Given the above, what could data objectivity refer to? All of it – faithfulness to facts, as well as freedom from values and personal bias. This sets high standards when designing Generative AI, perhaps too high for many applications it lends itself to. If we are making Generative AI that needs to be used to write fiction, it is not clear what objectivity means – perhaps it is as simple as ensuring that if we said that the AI was trained on, say, Hemingway’s works among others, that it in fact did train on Hemingway’s works, not, for example, someone’s edits thereof. It is a very different problem, though, a much more costly one, to claim objectivity of data used in AI that supports medical diagnosis.

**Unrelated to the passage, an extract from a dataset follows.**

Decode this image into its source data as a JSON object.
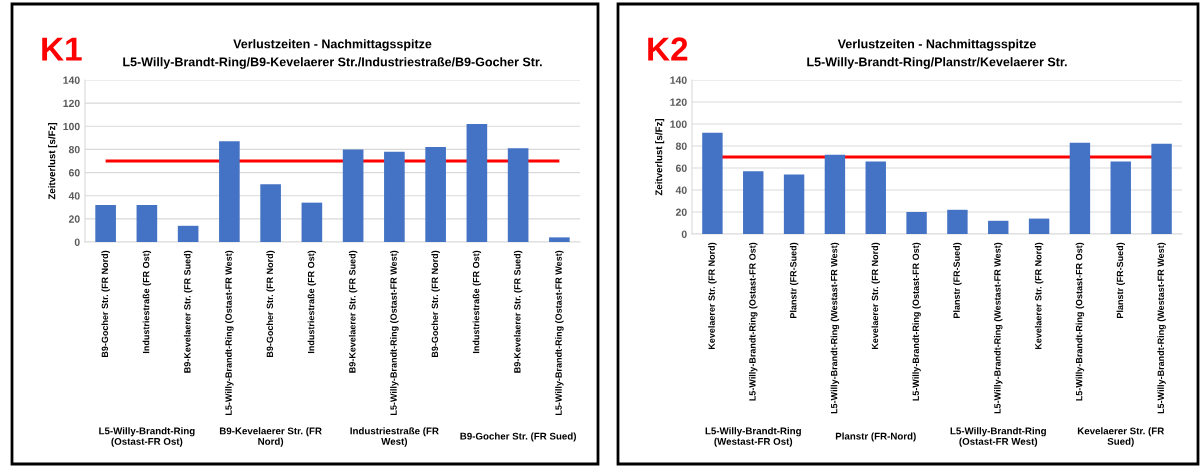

Finally, how to satisfy the data diversity requirement? It is not clear what exactly data diversity may be, but the likely interpretation is that it involves demonstrating that if Generative AI produces outputs that involve claims about some underlying population, the input data used to train Generative AI should be representative of that population; or at least we should be able to understand biases of the dataset/sample relative to the population. Again, this is hard to demonstrate, because it requires that you are able to explain what the population is, if the dataset or stream you are using is about a sample thereof. In some cases, the meaning of data diversity is obvious – for example, if Generative AI is designed to generate human portraits, data diversity could be about the training data being representative of human faces across genders, geographies, and so on. It’s not as clear in other application areas: if we are making Generative AI for literary fiction, what is the population to train it on? Perhaps we want to bias it relative to the entire body of published works of fiction, because we want a particular style to be generated.